Interest Groups and Associations:  The AFL-CIO, the National Rifle Association, the Sierra Club, the National Right to Life Committee, the National Abortion Rights Action League, the National Council of Churches, the Family Research Council, the Pennsylvania State Education Association are examples of interest groups that are attempting to influence public policy-making at the federal and state level.

If you care deeply about a particular area of public policy and want to impact that policy area, then consider working for an interest group. Although the word “lobbyist,”  has negative connotations, a lobbyist’s role is an important one because lobbying is another way in which the people communicate their views with their elected leaders. Not all interest groups are created equal; some groups have far more money and members than the groups that represent the other side on an issue. This inequality is a problem in American democracy; however, interest groups and associations represent the First Amendment’s right of association in action.

Examples of positions with interest groups and associations are program director for the Christian organization, Center for Public Justice, executive director for a state chapter of the American Civil Liberties Union (ACLU), or chief lobbyist for the National Association of Realtors (NAR).

The last example reflects the fact that businesses and corporations have government relations offices that track legislation affecting their industries and lobbyists to represent their interests at the state and federal level.
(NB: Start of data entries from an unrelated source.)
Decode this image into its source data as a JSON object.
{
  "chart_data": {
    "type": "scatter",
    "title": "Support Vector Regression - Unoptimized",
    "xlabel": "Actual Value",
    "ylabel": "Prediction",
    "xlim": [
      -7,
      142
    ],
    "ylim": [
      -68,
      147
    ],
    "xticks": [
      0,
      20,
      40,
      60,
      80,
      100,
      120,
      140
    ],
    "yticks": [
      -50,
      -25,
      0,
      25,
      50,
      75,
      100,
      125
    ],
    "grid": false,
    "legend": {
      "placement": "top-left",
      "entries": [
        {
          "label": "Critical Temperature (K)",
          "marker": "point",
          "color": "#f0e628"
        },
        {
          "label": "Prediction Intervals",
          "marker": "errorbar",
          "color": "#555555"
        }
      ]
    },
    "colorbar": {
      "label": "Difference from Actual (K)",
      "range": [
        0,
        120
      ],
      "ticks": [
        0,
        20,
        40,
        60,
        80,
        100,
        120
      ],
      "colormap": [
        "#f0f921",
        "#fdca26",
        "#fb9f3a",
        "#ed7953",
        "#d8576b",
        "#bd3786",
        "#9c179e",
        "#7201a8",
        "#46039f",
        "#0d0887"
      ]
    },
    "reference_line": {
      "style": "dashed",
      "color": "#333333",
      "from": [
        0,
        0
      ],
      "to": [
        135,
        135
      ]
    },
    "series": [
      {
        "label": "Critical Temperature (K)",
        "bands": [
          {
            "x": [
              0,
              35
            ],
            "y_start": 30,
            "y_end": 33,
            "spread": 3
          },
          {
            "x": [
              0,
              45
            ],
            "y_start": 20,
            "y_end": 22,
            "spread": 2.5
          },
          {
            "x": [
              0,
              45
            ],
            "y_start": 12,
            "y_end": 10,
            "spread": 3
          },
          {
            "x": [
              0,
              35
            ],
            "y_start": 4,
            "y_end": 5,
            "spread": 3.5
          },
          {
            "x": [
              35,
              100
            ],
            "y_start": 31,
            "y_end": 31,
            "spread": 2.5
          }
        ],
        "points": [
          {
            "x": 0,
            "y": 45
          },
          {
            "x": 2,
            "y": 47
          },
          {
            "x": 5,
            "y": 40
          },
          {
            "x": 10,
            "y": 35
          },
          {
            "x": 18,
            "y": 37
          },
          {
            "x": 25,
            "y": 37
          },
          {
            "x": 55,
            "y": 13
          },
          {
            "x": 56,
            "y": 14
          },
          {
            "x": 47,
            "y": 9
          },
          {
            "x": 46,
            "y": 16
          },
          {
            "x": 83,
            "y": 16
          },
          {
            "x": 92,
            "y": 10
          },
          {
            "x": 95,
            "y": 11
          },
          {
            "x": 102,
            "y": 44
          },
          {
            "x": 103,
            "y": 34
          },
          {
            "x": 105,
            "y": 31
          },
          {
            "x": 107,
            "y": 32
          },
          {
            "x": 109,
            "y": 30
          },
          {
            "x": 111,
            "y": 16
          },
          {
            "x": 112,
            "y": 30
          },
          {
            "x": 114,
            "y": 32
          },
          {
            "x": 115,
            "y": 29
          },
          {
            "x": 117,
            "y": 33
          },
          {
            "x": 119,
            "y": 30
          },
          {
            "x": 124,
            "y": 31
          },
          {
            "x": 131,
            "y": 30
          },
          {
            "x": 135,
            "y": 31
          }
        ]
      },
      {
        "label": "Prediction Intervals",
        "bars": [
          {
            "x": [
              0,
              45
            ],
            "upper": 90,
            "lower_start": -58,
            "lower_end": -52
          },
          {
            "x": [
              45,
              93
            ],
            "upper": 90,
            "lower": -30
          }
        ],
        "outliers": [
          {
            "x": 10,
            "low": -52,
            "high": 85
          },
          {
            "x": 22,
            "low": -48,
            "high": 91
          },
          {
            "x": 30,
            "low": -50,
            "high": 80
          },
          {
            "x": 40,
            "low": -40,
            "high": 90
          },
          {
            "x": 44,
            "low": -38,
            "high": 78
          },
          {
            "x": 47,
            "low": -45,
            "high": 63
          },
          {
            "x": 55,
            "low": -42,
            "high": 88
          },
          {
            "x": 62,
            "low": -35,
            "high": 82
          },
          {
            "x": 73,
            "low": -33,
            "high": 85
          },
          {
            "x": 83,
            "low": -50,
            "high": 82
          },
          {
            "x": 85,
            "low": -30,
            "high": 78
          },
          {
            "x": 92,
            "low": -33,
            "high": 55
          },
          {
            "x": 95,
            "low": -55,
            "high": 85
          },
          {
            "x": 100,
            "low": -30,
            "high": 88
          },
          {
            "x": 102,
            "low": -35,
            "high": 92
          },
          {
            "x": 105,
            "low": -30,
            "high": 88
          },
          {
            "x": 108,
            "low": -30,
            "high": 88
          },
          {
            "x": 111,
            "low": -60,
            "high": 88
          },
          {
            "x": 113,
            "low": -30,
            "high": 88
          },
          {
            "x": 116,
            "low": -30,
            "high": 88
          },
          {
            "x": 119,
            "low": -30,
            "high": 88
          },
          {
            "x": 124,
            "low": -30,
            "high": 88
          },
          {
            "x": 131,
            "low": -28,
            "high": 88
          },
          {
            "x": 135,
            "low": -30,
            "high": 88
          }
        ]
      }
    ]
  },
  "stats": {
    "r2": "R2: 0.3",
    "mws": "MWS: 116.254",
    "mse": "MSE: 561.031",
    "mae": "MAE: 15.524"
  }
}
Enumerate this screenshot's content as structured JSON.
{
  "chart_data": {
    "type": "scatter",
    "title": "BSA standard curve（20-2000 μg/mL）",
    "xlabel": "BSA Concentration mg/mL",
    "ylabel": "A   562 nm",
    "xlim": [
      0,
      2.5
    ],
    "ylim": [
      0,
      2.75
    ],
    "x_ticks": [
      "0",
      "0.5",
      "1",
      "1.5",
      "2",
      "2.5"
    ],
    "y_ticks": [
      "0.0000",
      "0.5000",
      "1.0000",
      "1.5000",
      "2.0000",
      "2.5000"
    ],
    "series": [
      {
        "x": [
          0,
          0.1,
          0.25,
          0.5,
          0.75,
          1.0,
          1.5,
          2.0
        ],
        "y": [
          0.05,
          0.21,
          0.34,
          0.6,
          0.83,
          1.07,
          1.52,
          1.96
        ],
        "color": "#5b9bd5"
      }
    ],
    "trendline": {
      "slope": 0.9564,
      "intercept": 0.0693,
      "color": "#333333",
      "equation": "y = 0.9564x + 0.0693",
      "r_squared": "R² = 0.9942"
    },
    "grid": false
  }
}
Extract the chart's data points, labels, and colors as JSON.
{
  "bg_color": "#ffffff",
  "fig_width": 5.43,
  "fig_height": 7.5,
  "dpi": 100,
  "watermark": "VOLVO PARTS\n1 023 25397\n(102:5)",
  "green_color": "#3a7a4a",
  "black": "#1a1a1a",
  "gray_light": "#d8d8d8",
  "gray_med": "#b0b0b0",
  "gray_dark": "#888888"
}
This is a growing area of employment. Also, several church denominations have government relations offices located in Washington, DC so that they can voice their views on issues. If you are especially interested in how religion and politics intersect, consider an internship with one of these church offices.

Law:  Law is one of the fastest growing professions in the United States; we now have about 750,000 lawyers. Lawyers may be solo practitioners, helping clients with a range of issues, from personal injury claims, to writing wills, to selling a house. Others may work in a small firm that specializes in labor law or personal injury law. Many work for large firms that focus on corporate and tax law.  Some lawyers practice criminal law, either as a criminal defense attorney (private attorney or as a public defender) or as a prosecutor (a local district attorney or for the U. S. Department of Justice).

An Eastern alumnus, Bryan Stevenson, heads the Equal Justice Initiative of Alabama, which represents indigent clients on death row. Other attorneys work in the areas of human rights, American Indian law, immigration, and other public interest law.

Careers Overseas with Non-Governmental Organizations (NGOs):  In foreign affairs, NGOs are increasingly important actors. For example, when the tsunami hit Southeast Asia in 2004, NGOs such as the United Nations, World Vision, Doctors Without Borders and other relief agencies were instrumental in bringing aid to the devastated areas. NGOs have an ongoing role in the crisis in Sudan. Positions in these organizations often concern development assistance, environment issues, issues revolving around health and population, education, humanitarian relief and research.

Foundations:  Foundations are private, nonprofit organizations that provide grants to nonprofit organizations to support their activities. One of the largest foundations in the United States, the Pew Charitable Trusts, is located in Philadelphia. Other foundations include the Rockefeller Foundation and the Ford Foundation. Foundations are also known as grantmakers since they provide money to nonprofit organizations.

Professional Political Scientist:  Most who pursue a career in political science find a teaching and/or research position in colleges and universities. For these positions, a Ph.D. is nearly always a prerequisite. Teaching positions at community colleges may not require a doctoral degree. Besides teaching, political scientists may work for professional research organizations, such as The Heritage Foundation or the Brookings Institution, for survey research organizations such as the Gallup Organization, or for foreign affairs research organizations such as the Council on Foreign Relations.